L’honneur, le tien Claude, le seul qui soit important, n’est pas tâché. Il est toujours debout dans ce champ de médiocres rampants. Tu n’as rien à te reprocher. Tu as fait ton devoir jusqu’au bout de ce qui était humainement possible. Nous ne pouvons pas lutter contre le naufrage de cette société qui laisse entrer à plein flots ce mépris d’elle-même qu’elle cultive, qui se saborde de brèches honteuses qui la condamnent.

 

Il te reste, en reprenant pleine conscience, à te souvenir qu’avant d’être un flic plus qu’un fonctionnaire tu es, toi, un vrai être humain.
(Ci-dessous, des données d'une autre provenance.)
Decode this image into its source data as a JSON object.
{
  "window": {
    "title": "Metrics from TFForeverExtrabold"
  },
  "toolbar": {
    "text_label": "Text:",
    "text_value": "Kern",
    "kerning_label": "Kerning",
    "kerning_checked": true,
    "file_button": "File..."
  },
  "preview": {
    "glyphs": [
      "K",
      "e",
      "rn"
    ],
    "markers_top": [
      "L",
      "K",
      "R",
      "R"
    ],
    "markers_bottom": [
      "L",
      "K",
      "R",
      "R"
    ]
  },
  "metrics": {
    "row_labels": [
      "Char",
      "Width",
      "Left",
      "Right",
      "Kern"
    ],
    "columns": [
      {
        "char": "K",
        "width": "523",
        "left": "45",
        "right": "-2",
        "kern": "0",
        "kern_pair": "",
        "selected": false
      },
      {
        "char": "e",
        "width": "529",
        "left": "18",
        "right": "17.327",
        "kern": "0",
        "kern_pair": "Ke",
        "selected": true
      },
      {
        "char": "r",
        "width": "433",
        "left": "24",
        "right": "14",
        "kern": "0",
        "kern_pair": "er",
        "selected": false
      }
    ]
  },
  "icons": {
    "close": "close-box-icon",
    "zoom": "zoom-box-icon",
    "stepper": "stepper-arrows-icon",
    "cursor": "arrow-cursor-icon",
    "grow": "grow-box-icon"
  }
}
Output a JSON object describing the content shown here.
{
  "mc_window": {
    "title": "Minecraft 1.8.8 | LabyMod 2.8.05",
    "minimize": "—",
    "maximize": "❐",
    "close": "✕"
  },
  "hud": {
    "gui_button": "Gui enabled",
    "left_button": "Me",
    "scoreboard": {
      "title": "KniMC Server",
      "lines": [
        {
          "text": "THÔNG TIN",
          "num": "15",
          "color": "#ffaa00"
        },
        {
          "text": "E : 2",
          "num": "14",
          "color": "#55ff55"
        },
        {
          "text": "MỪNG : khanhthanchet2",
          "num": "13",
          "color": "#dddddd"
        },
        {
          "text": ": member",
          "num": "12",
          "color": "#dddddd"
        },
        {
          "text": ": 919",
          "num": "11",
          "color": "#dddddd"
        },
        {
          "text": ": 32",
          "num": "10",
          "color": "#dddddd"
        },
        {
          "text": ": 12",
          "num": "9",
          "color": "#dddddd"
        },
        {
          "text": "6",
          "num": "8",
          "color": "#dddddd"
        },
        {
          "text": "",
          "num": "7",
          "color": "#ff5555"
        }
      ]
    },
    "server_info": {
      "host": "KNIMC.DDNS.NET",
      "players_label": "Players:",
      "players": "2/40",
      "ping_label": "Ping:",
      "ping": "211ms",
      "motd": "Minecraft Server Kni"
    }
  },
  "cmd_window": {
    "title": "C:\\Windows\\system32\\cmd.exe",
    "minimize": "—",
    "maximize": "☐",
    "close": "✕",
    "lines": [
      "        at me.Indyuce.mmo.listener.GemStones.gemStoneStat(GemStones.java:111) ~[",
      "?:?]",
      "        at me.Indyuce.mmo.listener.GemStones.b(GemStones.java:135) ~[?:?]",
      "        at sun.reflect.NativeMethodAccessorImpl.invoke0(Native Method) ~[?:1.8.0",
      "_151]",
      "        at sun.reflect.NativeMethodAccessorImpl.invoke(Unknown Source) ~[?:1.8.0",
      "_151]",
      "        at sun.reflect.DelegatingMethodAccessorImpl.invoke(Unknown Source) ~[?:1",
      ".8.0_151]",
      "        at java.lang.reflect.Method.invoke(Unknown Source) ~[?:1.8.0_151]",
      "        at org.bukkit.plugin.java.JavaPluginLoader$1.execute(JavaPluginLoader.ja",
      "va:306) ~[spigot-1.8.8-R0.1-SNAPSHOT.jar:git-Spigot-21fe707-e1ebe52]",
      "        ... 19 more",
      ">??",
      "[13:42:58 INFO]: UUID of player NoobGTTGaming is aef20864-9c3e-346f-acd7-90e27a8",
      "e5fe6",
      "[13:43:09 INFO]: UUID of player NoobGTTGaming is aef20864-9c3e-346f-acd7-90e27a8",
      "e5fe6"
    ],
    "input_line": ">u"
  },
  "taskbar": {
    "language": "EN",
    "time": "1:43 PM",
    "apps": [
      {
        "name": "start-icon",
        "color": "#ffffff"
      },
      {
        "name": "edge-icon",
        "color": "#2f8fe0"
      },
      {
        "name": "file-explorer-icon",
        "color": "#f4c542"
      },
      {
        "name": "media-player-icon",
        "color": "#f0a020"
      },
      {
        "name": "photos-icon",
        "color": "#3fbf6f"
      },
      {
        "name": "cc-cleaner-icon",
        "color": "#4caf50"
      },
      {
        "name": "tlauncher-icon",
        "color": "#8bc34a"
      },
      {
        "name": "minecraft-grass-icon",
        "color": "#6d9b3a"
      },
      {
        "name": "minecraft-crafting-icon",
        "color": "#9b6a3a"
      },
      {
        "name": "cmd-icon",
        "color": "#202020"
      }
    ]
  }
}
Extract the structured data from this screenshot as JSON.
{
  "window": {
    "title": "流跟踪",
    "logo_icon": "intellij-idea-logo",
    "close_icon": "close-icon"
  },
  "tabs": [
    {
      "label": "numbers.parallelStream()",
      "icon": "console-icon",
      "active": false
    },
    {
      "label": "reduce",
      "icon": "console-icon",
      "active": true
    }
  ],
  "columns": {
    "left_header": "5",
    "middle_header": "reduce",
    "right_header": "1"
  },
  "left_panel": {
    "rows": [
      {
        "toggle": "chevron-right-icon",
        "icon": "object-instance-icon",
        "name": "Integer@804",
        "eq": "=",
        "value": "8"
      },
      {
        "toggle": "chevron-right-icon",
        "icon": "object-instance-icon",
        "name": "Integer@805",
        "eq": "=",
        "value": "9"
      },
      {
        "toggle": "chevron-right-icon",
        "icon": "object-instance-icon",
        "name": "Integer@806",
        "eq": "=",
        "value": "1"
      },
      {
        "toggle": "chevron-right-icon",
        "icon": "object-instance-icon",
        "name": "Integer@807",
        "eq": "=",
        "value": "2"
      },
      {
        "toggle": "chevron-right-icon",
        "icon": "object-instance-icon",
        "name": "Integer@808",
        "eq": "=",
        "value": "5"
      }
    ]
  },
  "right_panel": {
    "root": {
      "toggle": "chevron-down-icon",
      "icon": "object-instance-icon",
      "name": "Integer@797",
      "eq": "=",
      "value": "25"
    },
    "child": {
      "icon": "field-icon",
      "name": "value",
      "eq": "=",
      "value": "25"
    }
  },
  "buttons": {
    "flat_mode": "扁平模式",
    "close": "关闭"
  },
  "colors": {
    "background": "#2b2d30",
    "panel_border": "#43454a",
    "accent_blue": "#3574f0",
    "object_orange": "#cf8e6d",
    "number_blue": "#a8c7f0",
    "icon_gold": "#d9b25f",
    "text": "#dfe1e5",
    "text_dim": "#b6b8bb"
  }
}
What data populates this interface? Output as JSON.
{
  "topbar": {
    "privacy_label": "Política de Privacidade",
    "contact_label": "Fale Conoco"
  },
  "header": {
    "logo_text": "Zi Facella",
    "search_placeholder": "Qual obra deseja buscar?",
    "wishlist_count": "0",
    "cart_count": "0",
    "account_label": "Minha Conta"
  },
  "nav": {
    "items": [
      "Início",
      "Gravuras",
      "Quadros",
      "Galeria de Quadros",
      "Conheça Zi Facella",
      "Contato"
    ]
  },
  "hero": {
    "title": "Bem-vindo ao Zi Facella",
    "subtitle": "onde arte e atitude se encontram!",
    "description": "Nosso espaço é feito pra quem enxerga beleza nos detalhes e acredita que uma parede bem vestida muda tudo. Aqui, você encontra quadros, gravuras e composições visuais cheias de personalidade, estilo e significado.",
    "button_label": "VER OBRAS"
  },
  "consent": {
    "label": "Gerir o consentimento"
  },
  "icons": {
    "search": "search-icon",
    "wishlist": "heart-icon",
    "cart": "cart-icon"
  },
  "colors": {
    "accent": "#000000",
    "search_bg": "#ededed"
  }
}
De ceux qui peuvent garder la tête haute. Que tu vaux bien mieux que partir ainsi par la porte de service d’une existence que tu avais décidé de dédier à la sécurité des autres. Ils ne te méritent pas.

 

Il te reste ceux qui autour de toi sont heureux de t’aimer. Ta femme, ta fille, ta famille et tes amis. Ils sont aujourd’hui en colère contre ce que tu as subi, tristes, mais surtout t’attendent avec impatience. Parce ce sont eux qui sont les seuls essentiels pour qui garder fierté, honneur, affection et toutes ces qualités humaines qui font de toi quelqu’un de rare. Le reste n’est qu’accessoire déjà moribond et sans valeur.

 

Il te reste à vivre pour eux. Pour nous. Pour toi, donc.

 

Il te reste aussi à venir boire des bières chez moi sur le port. Nous cracherons en riant dans la mer comme sur les pompes des minables aux commandes. Cela ne servira à rien, c’est sûr, mais nous pourrons le faire sans honte et en nous regardant en face. C’est un luxe inaccessible à ces imbéciles.

 

Remets-toi bien et vite mon ami, mon camarade. En ayant hâte de te serrer dans mes bras et de t’entendre rire de nouveau.